Et pourtant, cette même idée qu’il utilise pour le relativisme et contre le réalisme, il la développait déjà lorsqu’il défendait le réalisme. Lui-même, en en retraçant la genèse, se réfère fort justement à son « premier article en anglais sur la question » (ibid., p. 324), « An attempt at a realistic interpretation of experience » (1981a, p. 17-36), où, certes, elle est formulée de manière moins provocatrice : « L’interprétation d’un langage d’observation est déterminée par les théories que nous employons pour expliquer ce que nous observons, et elle change dès que changent ces théories » (ibid., p. 31). Le contenu est pourtant fondamentalement le même : les faits, ce qu’il y a derrière les mots que nous utilisons pour décrire une observation, dépendent des théories qui nous guident. Or l’une des conséquences importantes que Feyerabend tire alors de cette idée est qu’« il n’y a pas spécifiquement de “problème des entités théoriques” » (ibid., p. 32).
Cette formule, peut-être obscure, s’éclaircit dès les premiers mots de l’article « Le problème de l’existence des entités théoriques » (7) : « On dit que les tables et les chaises peuvent s’observer directement, mais non les atomes, les champs électriques et les photons ». Les « entités théoriques » sont précisément les entités de ce second type, celles dont on nous dit qu’elles ne peuvent s’observer directement. La distinction entre ces deux types d’entités est une nécessité pour un instrumentalisme classique tel que celui de Pierre Duhem.
D’un côté, certaines entités, comme les tables, les chaises ou les chevaux blancs sont directement observables, et leur introduction dans un discours ne pose aucun problème d’interprétation : « Si je vous déclare que tel jour, à telle heure, dans telle rue de la ville, j’ai vu un cheval blanc, à moins que vous n’ayez des raisons pour me considérer comme un menteur ou comme un halluciné, vous devez croire que ce jour-là, à cette heure-là, dans cette rue-là, il y avait un cheval blanc » (8). D’un autre côté, les entités théoriques, comme « la résistance électrique d’une bobine » (9), nous éloignent de la réalité : « Ce que le physicien énonce comme le résultat d’une expérience, ce n’est pas le récit des faits constatés ; c’est l’interprétation de ces faits, c’est leur transposition dans le monde idéal, abstrait, symbolique, créé par les théories qu’il regarde comme établies » (10). Or pour Feyerabend, cette distinction n’est pas pertinente, le cheval blanc n’est ni plus ni moins réel que la résistance électrique.

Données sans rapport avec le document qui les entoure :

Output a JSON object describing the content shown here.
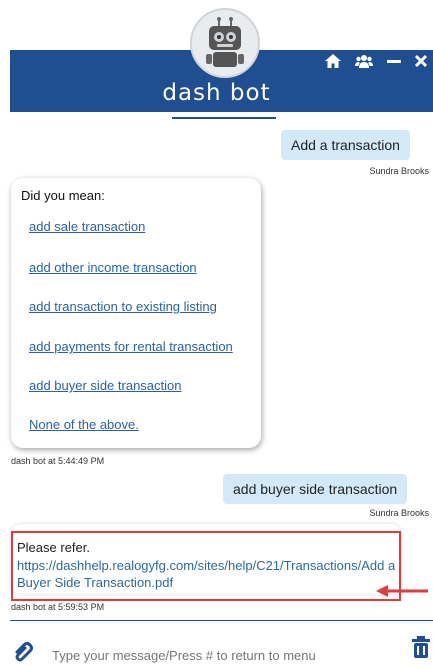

On pourrait objecter que pourtant l’instrumentaliste Duhem est proche du Feyerabend relativiste. Si le mot « incommensurabilité » n’est pas chez lui, l’idée s’y trouve bien lorsqu’il écrit : « Si les théories admises par [un] physicien sont celles que nous acceptons, si nous sommes convenus de suivre les mêmes règles dans l’interprétation des mêmes phénomènes, nous parlons la même langue et nous pouvons nous entendre. Mais il n’en est pas toujours ainsi ; il n’en est pas ainsi lorsque nous discutons les expériences d’un physicien qui n’appartient pas à la même École que nous » (ibid.). Ne faudrait-il pas alors considérer que lorsqu’il devient relativiste, Feyerabend réintroduit la distinction entre entités observables et entités théoriques ?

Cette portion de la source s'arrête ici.